At only 74 pages, Rails Refactoring is a quick read and littered with practical knowledge. I fear, though, that any Rails developer who doesn't already use respond_to or have a cursory knowledge of REST is unlikely to be tempted by the examples on show here, and more experienced developed will find Rails Refactoring a little simple going. Still, it's useful information that's well presented, and could make a useful reference to any Rails developer. It costs $14.99 direct from Addison-Wesley or you can read it for free if you're already a member of Safari (an online book system by O'Reilly Media and Pearson Technology Group).

(WARNING: There have been some issues reported about the DRM used within the PDF download. Read the comments left by readers on this post before purchasing.)

Comments

  1. topfunky says:

    I like the fact that most of the book covers the transition from non-REST code to REST. There's sometimes an assumption in the community that every Rails app runs on edge and that changes from one version to the next are trivial. Mr. Cashion doesn't make that assumption and provides some useful advice.

  2. Pawel says:

    I bought this without realizing that the PDF was DRM encumbered. Yuck! I wouldn't have bought it if I had known, and I'm thinking that I will definitely avoid Addison Wesley ebooks in the future.

  3. Peter Cooper says:

    Thanks for bringing that up, Pawel. It is rather annoying, I know, especially as the DRM is not made clear on the sales page.

  4. André B. says:

    I found out about the DRM after struggling with the Reader. During this struggle I managed to download the eBook 5 times, so now I get a message that I have downloaded the book to many times and I'm not able to open the book at all. I know for sure that this is the last time I ever buy a eBook from Addison Wesley!!

  5. Mark says:

    What DRM is used on the book? Any idea what it will/won't let me do?

  6. Peter Cooper says:

    I have added a stern warning to the post about the DRM used here, and will try to implement a policy of posting about DRM issues on future posts where it may be necessary. Unfortunately the sales page does not mention DRM (which is my biggest beef with this, not the DRM itself).

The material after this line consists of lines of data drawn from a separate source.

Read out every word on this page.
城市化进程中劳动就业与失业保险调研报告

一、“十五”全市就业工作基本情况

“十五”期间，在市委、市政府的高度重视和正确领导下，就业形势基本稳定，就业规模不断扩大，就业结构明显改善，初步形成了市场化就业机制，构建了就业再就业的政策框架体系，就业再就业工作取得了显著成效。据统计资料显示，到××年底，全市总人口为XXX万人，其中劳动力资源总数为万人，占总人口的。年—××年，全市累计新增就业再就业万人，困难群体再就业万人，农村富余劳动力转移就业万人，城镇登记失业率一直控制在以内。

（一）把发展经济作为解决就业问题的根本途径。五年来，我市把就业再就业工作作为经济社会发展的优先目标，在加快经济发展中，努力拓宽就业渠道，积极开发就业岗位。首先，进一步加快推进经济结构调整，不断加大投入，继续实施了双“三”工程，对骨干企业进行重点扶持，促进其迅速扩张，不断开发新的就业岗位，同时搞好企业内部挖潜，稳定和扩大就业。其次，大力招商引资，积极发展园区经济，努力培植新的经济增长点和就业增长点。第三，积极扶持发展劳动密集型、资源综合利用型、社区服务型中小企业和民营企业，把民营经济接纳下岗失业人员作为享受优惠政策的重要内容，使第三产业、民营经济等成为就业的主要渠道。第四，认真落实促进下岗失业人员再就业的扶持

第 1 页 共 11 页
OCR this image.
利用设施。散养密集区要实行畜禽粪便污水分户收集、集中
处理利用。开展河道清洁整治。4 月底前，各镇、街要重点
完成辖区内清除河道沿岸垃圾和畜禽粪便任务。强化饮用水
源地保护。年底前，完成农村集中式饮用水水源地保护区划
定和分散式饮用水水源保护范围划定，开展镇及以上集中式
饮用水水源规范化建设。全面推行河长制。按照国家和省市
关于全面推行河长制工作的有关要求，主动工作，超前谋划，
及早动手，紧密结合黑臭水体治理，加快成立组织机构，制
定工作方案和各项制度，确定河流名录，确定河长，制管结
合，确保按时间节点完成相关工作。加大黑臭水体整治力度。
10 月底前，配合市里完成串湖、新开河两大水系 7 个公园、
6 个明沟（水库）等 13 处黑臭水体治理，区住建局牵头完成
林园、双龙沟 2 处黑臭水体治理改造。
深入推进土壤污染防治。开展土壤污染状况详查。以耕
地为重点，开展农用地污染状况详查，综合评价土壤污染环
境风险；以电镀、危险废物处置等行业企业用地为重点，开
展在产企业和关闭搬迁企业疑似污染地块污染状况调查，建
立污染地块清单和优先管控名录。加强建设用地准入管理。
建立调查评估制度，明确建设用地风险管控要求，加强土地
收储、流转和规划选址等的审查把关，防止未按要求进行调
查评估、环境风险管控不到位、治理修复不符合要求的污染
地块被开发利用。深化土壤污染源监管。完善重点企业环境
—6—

    I was provided with a non-DRM encumbered version for my review, so unfortunately I cannot explain what DRM is used. I will point my contact to this post in case they want to answer questions or comment on this issue.

  7. Peter Cooper says:

    I don't want to give more information than is necessary from my source, as they'll soon be coming here to resolve this themselves.. but allegedly there isn't meant to be DRM on this and it might be fixed shortly. Keep eyes peeled here for more news..

  8. Peter Cooper says:

    An update from Marie McKinkley, Marketing Manager at Addison-Wesley.. good news!:

    --
    Last summer, we made the decision to release all Short Cuts in the
    Addison-Wesley Professional Ruby series without DRM. However, our
    company's standard operating procedure for digital products is to have
    DRM applied, so the Ruby Short Cuts need to follow a special production
    process. In this case, Trotter Cashion's work took a wrong turn down the
    production line and ended up with DRM. We've been trying to fix this
    issue for a couple of weeks already. I will contact everyone who bought
    this Short Cut to offer them the DRM-free file.
    --

    Good news for everyone :)

  9. Pawel says:

    Awesome news - thanks Peter!

  10. jt says:

    That is good news. I was going to bite but as soon as I saw the DRM I dropped the idea like a stone. Was consoled in my decision thanks to the ohers who reported problems. I'll wait for the DRM to get fixed.